From Zero to almost-hero

You can take a swing at it for being little more than Counter-Strike with bots - and four years too late - and the graphics and sound effects all pale in comparison to the calibre of technology we've come to expect at this stage in 2004, but Condition Zero is still a friendly package for newcomers, offering the perfect training course for the marvellous multiplayer game. It also includes a "Deleted Scenes" extra that lets you play through the discarded, almost-complete single-player adventure that Ritual constructed earlier on in the game's protracted development, and ships to stores with a third disc compendium of the various Half-Life 2 movies released on the web to date.

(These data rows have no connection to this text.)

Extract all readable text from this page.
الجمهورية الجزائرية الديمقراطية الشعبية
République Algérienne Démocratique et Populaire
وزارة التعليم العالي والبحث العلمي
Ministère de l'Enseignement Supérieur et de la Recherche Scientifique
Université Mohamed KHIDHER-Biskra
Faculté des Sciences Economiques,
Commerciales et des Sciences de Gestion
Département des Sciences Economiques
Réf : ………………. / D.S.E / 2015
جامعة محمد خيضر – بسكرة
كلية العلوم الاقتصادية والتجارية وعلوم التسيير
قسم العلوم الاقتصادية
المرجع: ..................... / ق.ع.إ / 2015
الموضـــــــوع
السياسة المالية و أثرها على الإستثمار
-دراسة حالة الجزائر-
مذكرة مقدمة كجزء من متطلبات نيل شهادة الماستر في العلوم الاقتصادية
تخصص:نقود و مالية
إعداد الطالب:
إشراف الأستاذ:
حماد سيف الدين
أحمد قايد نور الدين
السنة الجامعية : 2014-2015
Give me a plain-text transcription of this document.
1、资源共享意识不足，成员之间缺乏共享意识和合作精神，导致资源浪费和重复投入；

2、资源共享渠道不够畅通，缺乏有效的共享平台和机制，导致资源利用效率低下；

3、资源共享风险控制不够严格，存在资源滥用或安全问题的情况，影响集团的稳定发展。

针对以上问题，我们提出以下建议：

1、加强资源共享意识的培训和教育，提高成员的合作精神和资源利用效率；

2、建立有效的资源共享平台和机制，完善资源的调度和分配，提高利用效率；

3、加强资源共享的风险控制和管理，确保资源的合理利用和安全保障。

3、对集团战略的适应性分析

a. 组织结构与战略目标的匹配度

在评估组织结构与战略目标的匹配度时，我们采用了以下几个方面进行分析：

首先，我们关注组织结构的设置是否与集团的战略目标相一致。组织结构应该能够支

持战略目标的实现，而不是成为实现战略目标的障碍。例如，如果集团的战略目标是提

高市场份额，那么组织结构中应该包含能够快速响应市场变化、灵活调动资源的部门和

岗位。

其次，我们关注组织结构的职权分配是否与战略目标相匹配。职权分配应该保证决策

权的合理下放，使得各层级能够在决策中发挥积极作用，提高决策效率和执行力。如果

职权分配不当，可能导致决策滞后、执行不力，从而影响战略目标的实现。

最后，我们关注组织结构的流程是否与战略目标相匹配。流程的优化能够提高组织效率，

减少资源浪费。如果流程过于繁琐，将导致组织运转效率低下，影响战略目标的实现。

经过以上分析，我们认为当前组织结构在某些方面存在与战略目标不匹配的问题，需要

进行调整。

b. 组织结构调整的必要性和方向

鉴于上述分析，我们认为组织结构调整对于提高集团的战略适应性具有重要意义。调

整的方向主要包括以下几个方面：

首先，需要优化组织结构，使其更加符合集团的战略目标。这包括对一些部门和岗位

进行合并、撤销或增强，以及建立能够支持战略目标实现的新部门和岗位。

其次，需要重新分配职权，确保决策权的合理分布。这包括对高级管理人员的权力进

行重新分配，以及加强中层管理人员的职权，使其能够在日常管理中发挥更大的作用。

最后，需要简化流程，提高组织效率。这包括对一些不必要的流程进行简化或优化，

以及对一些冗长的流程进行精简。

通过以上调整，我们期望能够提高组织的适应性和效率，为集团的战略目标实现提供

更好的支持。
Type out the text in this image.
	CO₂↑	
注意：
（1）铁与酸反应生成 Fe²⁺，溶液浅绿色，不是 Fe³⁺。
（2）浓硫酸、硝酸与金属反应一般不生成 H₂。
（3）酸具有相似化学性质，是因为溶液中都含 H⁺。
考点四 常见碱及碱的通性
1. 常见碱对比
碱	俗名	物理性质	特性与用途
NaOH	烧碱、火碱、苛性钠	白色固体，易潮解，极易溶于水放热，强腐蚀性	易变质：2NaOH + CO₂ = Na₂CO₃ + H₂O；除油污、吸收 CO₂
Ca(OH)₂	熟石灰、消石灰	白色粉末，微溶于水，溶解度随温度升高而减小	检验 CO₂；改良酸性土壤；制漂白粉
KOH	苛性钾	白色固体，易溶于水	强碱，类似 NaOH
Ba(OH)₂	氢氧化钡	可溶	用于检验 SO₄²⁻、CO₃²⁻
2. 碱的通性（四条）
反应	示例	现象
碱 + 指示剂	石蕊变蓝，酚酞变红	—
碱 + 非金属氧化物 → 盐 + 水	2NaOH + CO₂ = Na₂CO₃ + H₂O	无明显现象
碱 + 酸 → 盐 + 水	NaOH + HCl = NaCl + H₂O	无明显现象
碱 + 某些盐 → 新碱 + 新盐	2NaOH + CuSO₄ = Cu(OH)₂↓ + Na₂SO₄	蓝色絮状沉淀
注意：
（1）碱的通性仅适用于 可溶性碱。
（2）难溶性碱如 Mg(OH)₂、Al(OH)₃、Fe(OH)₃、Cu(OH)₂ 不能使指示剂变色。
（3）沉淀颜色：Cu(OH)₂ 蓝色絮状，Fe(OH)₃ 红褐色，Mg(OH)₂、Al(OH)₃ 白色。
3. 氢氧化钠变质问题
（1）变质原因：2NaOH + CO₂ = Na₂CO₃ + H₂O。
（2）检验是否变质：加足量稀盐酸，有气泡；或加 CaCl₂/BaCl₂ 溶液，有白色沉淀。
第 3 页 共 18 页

It's still a bit of an albatross, but this is by no means the turkey that everyone expected. Instead, it's a strong package that suffers partly because we were promised so much in the first place, partly because so much of it is available online for free, and partly because the new stuff is exactly the sort of thing Valve would have released for free in times gone past (and arguably did, given that bots made it into one of the beta versions of Counter-Strike before going AWOL when Condition Zero threatened to ship). Buy it if you live in a modem-shaped cave, if you're planning to move to an Antarctic research station for 12 months, or if you need a Rocky-style training montage to get you up to twitch killing standard. Just make sure you haggle.